The more I thought about it, the more I realized I was most satisfied when my core motivators had been met. Motivation is what drives us, moves us and how we get our kicks. I’ve found some great resources, brilliant books and TED talks, but my bottom line conclusion is this:
Degree of meaning perceived is directly correlated to motivational factors.
In other words, an experience will feel meaningful to me to the extent that it hits my motivational sweet spot, if it plays to my interests or values.
Kathy Martinson, Senior Director of Community Engagement at United Way of Dane County, created a fantastic volunteer motivational toolbox including great motivational assessments and a volunteer engagement checklist. The resources center on McClelland’s Social Motivators three types of motivators:
3. Affiliation (Connection)
Bottom line: it’s worth figuring out what motivates the people you enlist. As profoundly simple as it is, when you figure out what motivates people, you figure how to motivate them.
Step 2: Maximize the Experience
- Volunteering needs to be easy Nothing dilutes a meaningful experience more than unnecessary frustrations and miscommunications. There are several practical ways to avoid hassle. Case in point, it was volunteer frustration that spurred VolunteerMark’s creation. Use management software to take care of the comprehensive details in regards to scheduling, communicating and reporting.
- Customize the Experience Help your volunteers tailor their service according to their interests and skills. Implement interest-cause-match software or utilize old-school interest inventory. The goal is to put your volunteers where they want to be.

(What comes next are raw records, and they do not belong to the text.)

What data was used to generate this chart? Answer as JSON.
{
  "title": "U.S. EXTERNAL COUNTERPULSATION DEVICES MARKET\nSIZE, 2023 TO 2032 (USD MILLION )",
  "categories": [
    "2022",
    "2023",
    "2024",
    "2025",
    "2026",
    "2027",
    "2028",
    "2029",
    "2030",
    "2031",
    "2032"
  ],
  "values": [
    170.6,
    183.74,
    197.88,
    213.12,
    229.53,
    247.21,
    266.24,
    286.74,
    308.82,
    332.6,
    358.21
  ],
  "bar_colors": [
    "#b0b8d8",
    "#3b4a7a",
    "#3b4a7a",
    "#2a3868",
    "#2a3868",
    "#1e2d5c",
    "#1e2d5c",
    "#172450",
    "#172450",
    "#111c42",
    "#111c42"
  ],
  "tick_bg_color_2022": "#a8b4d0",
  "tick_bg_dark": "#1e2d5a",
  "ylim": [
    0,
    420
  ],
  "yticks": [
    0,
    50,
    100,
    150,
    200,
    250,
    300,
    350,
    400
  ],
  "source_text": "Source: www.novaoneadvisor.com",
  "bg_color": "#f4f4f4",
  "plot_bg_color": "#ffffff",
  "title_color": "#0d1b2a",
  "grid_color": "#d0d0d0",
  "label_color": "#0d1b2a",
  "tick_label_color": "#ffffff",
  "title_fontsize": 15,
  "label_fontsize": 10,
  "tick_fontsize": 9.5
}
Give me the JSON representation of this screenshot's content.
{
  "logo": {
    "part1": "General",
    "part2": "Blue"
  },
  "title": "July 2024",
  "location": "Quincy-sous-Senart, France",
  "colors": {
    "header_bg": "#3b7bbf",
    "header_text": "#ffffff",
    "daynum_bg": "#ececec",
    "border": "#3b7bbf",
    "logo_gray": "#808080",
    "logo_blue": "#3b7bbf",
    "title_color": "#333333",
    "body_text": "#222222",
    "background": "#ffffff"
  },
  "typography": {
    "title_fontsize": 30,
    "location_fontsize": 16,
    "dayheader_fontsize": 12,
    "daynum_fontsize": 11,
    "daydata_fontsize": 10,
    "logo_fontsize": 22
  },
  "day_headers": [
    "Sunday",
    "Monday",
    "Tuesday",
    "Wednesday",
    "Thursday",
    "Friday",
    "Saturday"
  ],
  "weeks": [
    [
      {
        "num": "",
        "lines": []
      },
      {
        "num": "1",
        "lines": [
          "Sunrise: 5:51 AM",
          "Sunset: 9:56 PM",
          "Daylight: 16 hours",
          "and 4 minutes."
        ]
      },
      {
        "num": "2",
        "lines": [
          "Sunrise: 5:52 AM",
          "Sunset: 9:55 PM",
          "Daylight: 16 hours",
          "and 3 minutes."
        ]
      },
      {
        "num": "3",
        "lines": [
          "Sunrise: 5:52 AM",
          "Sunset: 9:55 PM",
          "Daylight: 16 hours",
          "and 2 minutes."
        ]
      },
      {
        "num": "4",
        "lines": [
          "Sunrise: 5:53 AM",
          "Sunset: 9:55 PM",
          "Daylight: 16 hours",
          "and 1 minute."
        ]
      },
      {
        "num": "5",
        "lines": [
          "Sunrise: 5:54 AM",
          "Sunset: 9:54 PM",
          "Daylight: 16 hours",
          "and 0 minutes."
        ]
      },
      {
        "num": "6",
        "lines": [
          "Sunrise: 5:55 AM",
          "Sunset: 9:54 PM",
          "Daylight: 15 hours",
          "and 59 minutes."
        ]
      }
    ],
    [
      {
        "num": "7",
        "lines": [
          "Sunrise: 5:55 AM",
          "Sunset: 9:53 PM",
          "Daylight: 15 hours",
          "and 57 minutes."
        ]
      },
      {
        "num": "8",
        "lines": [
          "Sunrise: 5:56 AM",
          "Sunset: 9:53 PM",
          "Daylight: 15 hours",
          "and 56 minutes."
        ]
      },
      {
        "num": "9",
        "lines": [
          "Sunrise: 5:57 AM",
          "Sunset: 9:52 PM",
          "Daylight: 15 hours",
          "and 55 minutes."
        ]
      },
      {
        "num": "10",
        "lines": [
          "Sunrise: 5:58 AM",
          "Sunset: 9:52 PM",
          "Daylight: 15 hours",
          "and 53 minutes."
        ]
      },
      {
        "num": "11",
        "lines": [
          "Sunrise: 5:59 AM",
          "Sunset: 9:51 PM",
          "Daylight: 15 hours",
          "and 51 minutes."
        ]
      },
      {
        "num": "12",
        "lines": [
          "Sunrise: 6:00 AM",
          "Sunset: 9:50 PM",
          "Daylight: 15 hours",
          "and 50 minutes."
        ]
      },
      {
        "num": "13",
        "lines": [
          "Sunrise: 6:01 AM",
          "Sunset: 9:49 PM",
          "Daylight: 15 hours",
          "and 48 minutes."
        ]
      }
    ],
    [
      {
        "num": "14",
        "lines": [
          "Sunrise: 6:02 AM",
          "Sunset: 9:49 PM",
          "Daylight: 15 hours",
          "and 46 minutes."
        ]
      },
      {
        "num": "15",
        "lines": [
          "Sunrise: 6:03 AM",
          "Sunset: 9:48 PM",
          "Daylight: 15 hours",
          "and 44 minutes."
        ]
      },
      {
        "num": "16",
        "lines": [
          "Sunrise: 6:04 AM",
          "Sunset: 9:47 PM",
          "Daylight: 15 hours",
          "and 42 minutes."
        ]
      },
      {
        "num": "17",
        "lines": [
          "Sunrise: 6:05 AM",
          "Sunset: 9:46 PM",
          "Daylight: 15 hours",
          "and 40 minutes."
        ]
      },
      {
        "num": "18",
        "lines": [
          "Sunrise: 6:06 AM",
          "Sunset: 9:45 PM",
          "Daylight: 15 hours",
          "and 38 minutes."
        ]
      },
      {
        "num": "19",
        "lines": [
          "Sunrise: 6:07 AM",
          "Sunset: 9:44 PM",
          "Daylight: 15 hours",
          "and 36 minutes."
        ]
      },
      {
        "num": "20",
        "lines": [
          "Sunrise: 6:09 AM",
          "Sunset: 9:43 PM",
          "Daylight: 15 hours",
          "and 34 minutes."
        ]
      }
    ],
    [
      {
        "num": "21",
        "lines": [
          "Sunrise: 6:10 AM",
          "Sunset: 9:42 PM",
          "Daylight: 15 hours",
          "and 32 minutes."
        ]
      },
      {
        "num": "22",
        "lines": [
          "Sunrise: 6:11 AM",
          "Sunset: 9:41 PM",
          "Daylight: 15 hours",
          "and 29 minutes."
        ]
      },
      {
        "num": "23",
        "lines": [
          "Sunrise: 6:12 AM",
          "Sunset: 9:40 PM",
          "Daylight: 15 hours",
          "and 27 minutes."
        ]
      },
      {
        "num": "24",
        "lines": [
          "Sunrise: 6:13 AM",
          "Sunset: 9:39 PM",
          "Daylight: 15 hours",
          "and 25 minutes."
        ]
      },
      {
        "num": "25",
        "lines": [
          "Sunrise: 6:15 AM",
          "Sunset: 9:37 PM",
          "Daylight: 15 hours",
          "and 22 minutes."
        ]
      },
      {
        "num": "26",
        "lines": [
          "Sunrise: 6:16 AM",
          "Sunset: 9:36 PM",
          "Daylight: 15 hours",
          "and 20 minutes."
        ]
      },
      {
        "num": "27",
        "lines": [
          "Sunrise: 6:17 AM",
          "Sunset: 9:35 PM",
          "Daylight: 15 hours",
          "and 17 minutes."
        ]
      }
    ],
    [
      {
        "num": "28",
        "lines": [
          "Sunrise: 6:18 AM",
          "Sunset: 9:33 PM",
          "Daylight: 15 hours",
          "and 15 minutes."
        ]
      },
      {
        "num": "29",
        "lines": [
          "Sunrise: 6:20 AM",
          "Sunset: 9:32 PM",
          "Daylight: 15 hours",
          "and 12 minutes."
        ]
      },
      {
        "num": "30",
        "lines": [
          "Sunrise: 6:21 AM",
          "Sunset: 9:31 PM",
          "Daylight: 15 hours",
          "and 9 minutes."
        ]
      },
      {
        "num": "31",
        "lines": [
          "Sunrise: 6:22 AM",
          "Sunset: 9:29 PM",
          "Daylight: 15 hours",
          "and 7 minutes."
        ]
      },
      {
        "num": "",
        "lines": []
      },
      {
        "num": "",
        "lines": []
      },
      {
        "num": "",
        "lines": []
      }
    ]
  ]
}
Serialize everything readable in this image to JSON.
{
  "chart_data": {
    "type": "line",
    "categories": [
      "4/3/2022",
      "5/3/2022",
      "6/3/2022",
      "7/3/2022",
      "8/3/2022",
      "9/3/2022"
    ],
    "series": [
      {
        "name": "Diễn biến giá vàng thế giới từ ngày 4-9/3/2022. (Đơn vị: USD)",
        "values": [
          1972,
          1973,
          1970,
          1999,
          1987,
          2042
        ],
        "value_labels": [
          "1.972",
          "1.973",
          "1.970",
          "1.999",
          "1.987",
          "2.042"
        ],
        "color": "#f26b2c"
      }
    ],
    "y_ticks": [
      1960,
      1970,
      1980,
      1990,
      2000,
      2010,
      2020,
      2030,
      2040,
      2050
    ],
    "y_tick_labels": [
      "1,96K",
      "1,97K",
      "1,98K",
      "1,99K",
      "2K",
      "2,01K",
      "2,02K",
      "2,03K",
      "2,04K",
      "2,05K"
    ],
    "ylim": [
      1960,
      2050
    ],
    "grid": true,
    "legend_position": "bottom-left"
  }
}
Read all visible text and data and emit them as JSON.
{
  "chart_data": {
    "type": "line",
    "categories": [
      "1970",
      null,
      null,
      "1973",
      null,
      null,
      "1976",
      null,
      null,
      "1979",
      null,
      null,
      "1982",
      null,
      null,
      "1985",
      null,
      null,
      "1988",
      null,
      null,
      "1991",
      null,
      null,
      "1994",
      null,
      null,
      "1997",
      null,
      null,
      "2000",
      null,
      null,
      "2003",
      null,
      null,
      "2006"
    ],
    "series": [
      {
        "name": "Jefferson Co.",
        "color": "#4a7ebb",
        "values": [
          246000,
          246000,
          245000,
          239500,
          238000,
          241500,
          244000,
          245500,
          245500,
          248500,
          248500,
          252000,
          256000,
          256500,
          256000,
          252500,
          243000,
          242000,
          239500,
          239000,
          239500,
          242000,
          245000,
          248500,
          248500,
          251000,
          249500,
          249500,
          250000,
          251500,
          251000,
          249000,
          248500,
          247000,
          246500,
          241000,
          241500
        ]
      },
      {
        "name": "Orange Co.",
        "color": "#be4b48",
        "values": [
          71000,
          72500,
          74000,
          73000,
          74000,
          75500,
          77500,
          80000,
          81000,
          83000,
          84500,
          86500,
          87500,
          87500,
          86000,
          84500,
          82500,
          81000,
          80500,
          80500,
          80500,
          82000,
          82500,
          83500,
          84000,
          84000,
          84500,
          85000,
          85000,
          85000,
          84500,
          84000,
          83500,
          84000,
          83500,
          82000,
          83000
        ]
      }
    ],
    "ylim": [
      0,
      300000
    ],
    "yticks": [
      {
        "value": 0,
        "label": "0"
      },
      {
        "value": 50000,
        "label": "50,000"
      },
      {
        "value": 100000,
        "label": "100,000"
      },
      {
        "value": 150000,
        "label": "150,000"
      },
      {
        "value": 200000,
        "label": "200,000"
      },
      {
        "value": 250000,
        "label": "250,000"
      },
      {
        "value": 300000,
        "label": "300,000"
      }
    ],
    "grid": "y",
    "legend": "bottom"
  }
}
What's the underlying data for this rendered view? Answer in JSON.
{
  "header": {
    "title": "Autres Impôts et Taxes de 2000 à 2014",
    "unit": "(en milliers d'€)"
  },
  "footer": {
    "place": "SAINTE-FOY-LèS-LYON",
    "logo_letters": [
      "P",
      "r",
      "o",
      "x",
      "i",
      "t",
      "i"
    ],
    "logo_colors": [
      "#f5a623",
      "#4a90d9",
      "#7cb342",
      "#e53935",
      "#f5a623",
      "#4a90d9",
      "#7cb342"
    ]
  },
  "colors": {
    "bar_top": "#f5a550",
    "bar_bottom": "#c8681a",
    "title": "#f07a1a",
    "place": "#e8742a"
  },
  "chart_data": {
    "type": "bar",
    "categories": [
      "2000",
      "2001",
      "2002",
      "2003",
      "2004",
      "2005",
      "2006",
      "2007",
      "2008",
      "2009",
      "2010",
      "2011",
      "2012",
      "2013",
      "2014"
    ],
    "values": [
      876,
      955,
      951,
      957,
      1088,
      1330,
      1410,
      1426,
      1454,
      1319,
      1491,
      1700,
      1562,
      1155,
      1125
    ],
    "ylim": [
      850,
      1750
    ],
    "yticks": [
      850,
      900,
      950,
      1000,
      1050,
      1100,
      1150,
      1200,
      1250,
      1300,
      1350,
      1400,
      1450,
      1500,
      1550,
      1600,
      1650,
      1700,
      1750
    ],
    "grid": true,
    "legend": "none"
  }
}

- Consider Skills-Based Volunteering Traditional volunteer recruiting is like throwing out a grenade, the focus is quantity not quality. Skills-based recruiting is like hunting with a sniper rifle — specific targets. Volunteers are asked to donate their specific expertise rather than generic service. It’s a trend especially popular with Baby Boomers, who believe that sharing honed skills is a lot more meaningful than feeling like an intern asked to make coffee.
It’s easy to say that people don’t volunteer because they just don’t care anymore.
“When a person can’t find a deep sense of meaning, they distract themselves with pleasure,” psychologist Viktor Frankl said.
It’s a lot harder to admit that people just might not know where to find meaning. Our job, as nonprofits and NGOs, is simply to extend an invitation.